IV. Sur les autres dispositions de la décision
Sur les dépens
Aux termes de l’article 696, alinéa 1, du code de procédure civile : « La partie perdante est condamnée aux dépens, à moins que le juge, par décision motivée, n’en mette la totalité ou une fraction à la charge d’une autre partie. »
En l’espèce, [T] [Y] et [I] [P], succombant à l’instance, seront condamnés in solidum aux entiers dépens, qui comprendront notamment le coût du commandement de payer délivré le 11 octobre 2024, d’un montant de 77,58 euros.
Sur les frais irrépétibles
En vertu de l’article 700 du code de procédure civile : « Le juge condamne la partie tenue aux dépens ou qui perd son procès à payer à l’autre partie la somme qu’il détermine, au titre des frais exposés et non compris dans les dépens. […] Dans tous les cas, le juge tient compte de l’équité ou de la situation économique de la partie condamnée.

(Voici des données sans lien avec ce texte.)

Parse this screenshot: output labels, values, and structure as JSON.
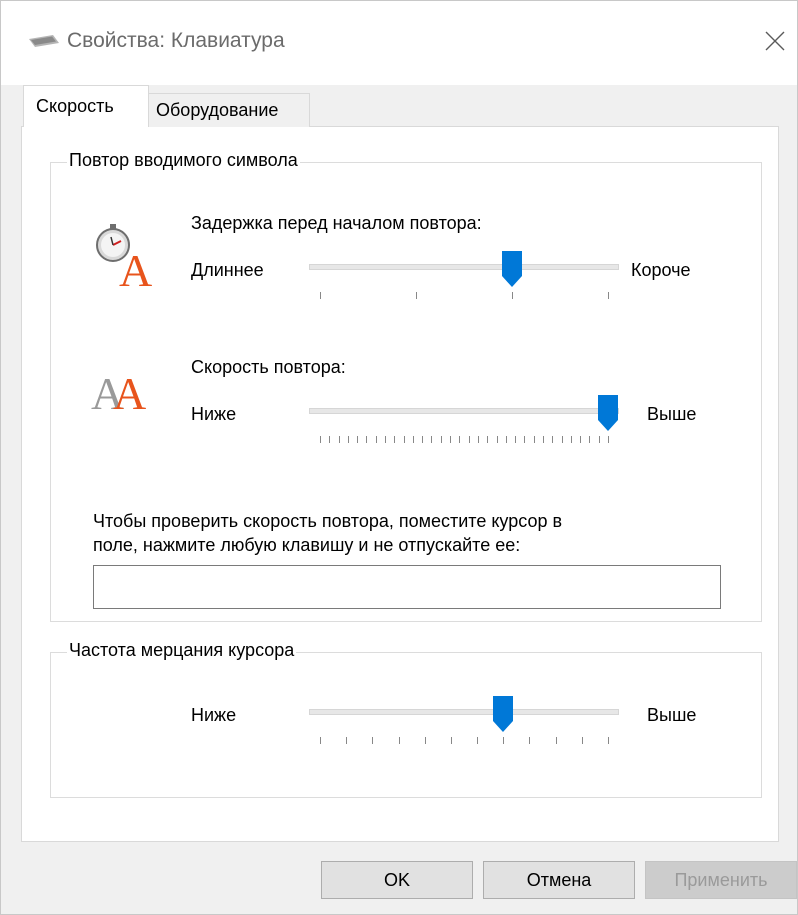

Il peut, même d’office, pour des raisons tirées des mêmes considérations, dire qu’il n’y a pas lieu à ces condamnations. »
En l’espèce, [T] [Y] et [I] [P], condamnés aux dépens, devront verser solidairement à la Commune de [Localité 6] une somme qu’il est équitable de fixer à 800 euros.
Sur l’exécution provisoire
Aux termes de l’article 514 du code de procédure civile : « Les décisions de première instance sont de droit exécutoires à titre provisoire à moins que la loi ou la décision rendue n’en dispose autrement. »
PAR CES MOTIFS
Nous, Axelle LE BOULICAUT, juge des référés, statuant publiquement, par ordonnance provisoire rendue en premier ressort, réputée contradictoire et par mise à disposition au greffe,
CONSTATONS l’acquisition des effets de la clause résolutoire au profit de Commune de [Localité 6] et la résiliation du contrat de bail conclu le 13 juillet 2022 avec [T] [Y] et [I] [P], portant sur le local commercial sis [Adresse 2] à la date du 12 novembre 2024 à vingt-quatre heures ;
ORDONNONS à [T] [Y] et [I] [P] de libérer les lieux sis [Adresse 2] ;
DISONS qu’à défaut pour [T] [Y] et [I] [P] d’avoir volontairement libéré les lieux, la Commune de [Localité 6] pourra, après la signification d’un commandement de quitter les lieux, faire procéder à leur expulsion ainsi qu’à celle de tout occupant de leur chef, y compris le cas échéant avec le concours d’un serrurier et de la force publique ;
DISONS que le sort des meubles laissés dans les lieux par [T] [Y] et [I] [P] sera réglé conformément aux dispositions des articles L. 433-1 à L. 433-3 du code des procédures civiles d’exécution ;
CONDAMNONS solidairement [T] [Y] et [I] [P] à payer à la Commune de [Localité 6] les sommes provisionnelles suivantes :
1 306,03 euros, à valoir sur l’arriéré locatif comprenant le loyer et la provision sur charges, arrêté au 12 novembre 2024, avec intérêts au taux légal à compter de la signification du commandement de payer le 11 octobre 2024 pour la somme de 1 280,98 euros et à compter du 13 juin 2025, date de l’assignation valant mise en demeure de payer pour le surplus ; la capitalisation des intérêts dus pour une année entière au moins sera ordonnée ;
53,61 euros mensuels jusqu’au 31 décembre 2024 et 55,36 euros mensuels à compter du 1er janvier 2025, à valoir sur les indemnités d’occupation du local, à compter du 13 novembre 2024 et jusqu’à leur départ définitif des lieux avec restitution des clefs ;
DEBOUTONS la Commune de [Localité 6] de sa demande provisionnelle au titre des dommages et intérêts ;
CONDAMNONS [T] [Y] et [I] [P] aux dépens de la présente instance, qui comprendront notamment le coût du commandement de payer délivré le 11 octobre 2024, d’un montant de 77,58 euros ;
CONDAMNONS [T] [Y] et [I] [P] à payer à Commune de [Localité 6] la somme de 800 euros, en application des dispositions de l’article 700 du code de procédure civile ;
RAPPELONS que la présente décision est, de droit, exécutoire à titre provisoire.
En foi de quoi, le juge des référés et le greffier ont signé la présente ordonnance.
Fait à [Localité 5], le 15 septembre 2025.